Séance du 10 juin 2024
Séance organisée par Victor-Emmanuel Brunel et Jaouad Mourtada
Lieu : IHP, amphi Hermite
14.00 : Borjan Geshkovski (Sorbonne Université et INRIA, LJLL),
Titre : Dynamic metastability in the self-attention model
Résumé : The pure self-attention model is a simplification of the celebrated Transformer architecture, which neglects multi-layer perceptron layers and includes only a single inverse temperature parameter.Despite its apparent simplicity, the model exhibits a remarkably similar qualitative behavior across layers to that observed empirically in a pre-trained Transformer. Viewing layers as a time variable, the self-attention model can be interpreted as an interacting particle system on the unit sphere. We show that when the temperature is sufficiently high, all particles collapse into a single cluster exponentially fast. On the other hand, when the temperature falls below a certain threshold, we show that although the particles eventually collapse into a single cluster, the required time is at least exponentially long. This is a manifestation of dynamic metastability: particles remain trapped in a "slow manifold" consisting of several clusters for exponentially long periods of time.

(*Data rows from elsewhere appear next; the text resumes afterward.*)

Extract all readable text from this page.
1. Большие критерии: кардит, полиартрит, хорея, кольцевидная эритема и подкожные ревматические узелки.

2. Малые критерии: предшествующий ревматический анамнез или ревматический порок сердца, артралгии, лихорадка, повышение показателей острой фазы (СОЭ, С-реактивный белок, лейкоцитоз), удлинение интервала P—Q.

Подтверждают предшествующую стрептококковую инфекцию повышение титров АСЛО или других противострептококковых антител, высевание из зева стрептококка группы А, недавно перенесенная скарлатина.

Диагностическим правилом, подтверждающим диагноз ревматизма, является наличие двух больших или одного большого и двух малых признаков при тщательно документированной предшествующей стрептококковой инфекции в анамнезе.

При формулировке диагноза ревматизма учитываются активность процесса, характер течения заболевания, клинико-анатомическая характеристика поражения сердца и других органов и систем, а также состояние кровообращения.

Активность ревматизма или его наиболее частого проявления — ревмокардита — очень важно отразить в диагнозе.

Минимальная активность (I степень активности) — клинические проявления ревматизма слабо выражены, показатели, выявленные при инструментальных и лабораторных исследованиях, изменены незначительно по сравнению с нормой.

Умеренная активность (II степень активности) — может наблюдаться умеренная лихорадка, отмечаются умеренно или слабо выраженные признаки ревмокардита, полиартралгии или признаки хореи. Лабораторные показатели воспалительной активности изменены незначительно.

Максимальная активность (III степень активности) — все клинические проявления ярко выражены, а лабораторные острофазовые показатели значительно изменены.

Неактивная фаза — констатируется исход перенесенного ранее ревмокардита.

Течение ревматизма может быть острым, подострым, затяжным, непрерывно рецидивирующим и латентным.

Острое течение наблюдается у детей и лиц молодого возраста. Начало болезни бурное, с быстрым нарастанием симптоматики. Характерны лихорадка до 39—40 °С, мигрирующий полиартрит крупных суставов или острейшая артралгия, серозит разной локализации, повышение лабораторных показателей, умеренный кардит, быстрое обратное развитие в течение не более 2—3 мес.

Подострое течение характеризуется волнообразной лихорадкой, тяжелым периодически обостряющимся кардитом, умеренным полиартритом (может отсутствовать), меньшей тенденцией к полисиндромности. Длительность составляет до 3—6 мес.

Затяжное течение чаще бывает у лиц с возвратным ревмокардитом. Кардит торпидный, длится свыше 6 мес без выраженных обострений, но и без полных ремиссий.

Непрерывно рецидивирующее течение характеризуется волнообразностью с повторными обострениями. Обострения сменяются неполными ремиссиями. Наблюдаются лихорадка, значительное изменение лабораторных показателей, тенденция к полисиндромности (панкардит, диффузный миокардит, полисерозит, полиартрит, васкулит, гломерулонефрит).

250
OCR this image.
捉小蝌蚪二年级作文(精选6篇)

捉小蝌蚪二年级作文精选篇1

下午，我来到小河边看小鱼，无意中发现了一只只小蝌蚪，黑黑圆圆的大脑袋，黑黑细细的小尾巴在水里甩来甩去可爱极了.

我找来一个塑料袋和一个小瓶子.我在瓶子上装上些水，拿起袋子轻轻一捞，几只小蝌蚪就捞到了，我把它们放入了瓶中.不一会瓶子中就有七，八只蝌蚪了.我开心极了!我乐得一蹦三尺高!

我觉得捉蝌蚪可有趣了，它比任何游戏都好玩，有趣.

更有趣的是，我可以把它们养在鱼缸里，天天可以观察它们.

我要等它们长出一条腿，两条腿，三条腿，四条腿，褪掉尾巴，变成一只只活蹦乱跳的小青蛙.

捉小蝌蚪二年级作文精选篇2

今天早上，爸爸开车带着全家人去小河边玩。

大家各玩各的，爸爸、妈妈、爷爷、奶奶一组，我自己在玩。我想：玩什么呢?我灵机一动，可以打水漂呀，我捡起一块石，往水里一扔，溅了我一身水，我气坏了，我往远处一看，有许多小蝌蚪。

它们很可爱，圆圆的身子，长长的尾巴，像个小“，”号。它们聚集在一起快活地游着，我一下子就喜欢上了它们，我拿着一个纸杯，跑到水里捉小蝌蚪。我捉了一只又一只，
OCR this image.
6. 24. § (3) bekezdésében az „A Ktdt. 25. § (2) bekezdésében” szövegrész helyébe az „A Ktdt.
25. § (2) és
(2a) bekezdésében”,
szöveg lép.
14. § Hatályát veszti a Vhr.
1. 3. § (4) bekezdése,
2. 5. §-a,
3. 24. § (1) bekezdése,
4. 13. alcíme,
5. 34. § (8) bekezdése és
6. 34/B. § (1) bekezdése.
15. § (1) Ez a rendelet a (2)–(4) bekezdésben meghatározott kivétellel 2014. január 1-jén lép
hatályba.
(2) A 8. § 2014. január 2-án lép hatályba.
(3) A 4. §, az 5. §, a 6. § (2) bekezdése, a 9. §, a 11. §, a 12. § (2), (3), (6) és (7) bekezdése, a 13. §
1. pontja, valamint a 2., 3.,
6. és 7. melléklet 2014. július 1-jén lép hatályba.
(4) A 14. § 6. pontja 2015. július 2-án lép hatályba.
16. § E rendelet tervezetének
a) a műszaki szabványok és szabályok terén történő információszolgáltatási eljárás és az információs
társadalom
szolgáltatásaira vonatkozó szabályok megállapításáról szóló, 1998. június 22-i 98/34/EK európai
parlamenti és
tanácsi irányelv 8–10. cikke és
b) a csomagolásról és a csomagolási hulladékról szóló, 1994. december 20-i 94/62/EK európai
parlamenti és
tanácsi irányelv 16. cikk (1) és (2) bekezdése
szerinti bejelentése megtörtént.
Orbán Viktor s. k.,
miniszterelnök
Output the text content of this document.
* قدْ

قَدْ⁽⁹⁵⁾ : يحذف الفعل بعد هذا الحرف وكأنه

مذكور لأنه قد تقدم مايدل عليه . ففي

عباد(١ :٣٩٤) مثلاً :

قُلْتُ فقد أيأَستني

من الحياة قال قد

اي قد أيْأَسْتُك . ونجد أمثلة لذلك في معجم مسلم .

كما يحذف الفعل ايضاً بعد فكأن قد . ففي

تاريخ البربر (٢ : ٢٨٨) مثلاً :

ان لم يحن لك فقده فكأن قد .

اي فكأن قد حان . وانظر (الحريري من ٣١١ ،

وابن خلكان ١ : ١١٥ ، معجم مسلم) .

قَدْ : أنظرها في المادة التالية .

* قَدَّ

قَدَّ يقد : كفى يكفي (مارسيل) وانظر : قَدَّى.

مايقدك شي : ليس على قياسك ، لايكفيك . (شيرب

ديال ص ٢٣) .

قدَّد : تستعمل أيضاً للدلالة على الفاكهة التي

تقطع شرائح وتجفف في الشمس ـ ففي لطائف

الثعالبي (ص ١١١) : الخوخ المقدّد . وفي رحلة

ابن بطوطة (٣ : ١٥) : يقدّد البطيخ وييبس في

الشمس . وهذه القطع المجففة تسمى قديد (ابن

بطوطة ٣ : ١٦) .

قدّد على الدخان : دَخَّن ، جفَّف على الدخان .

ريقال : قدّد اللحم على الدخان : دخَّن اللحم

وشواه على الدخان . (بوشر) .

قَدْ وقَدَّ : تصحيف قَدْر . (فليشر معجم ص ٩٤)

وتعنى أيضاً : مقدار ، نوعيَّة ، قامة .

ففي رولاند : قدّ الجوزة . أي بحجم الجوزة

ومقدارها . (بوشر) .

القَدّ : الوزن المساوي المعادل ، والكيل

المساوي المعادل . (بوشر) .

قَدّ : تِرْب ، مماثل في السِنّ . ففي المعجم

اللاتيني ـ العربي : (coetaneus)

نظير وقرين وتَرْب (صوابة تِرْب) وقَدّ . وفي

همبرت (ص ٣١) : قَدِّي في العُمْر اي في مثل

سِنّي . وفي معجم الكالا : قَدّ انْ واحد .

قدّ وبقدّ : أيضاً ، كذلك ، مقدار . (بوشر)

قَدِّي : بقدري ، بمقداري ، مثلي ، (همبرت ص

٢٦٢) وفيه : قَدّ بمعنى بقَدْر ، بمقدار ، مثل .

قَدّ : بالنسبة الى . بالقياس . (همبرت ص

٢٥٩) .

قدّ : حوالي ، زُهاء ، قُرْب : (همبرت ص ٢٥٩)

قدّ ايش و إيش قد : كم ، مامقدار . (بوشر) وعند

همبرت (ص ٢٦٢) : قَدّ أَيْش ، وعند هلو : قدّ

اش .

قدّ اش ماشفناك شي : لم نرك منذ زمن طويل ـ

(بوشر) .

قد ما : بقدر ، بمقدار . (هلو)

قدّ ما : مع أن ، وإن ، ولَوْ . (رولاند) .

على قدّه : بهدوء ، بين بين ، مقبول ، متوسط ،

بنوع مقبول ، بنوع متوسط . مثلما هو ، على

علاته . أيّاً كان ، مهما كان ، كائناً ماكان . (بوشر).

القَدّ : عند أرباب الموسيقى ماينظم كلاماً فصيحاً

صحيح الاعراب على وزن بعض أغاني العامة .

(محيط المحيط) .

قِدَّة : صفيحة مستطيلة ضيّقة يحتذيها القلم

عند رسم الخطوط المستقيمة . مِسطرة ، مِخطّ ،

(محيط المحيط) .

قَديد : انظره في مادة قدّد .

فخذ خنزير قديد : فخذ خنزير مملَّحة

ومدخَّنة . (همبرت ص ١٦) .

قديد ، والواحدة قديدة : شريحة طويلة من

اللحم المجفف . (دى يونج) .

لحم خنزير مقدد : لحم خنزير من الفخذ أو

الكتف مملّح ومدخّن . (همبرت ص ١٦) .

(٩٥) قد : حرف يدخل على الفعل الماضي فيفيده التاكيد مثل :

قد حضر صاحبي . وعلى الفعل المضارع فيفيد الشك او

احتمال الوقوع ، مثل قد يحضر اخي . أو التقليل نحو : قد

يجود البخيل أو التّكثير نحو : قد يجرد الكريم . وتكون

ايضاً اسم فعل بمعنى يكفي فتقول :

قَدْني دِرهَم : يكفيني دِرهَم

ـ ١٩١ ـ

Our proofs make use of the fact that the self-attention model can be written as the gradient flow of a specific interaction energy functional previously found in combinatorics.
15.00 : Antoine Godichon-Baggioni (Sorbonne Université, LPSM)
Titre : Stochastic Newton algorithms with O(Nd) operations
Résumé : The majority of machine learning methods can be regarded as the minimization of an unavailable risk function. To optimize this function using samples provided in an online fashion, stochastic gradient descent is a common tool. However, it can be highly sensitive to ill-conditioned problems. To address this issue, we focus on Stochastic Newton methods. We first examine a version based on the Ricatti (or Sherman-Morrison) formula, which allows recursive estimation of the inverse Hessian with reduced computational time. Specifically, we show that this method leads to asymptotically efficient estimates and requires$O(Nd^2)$ operations (where N is the sample size and d is the dimension). Finally, we explore how to adapt the Stochastic Newton algorithm for a streaming context, where data arrives in blocks, and demonstrate that this approach can reduce the computational requirement to $ O(Nd) $ operations.
16.00 : Mohamed Ndaoud (ESSEC)
Titre : TBA
Résumé : TBA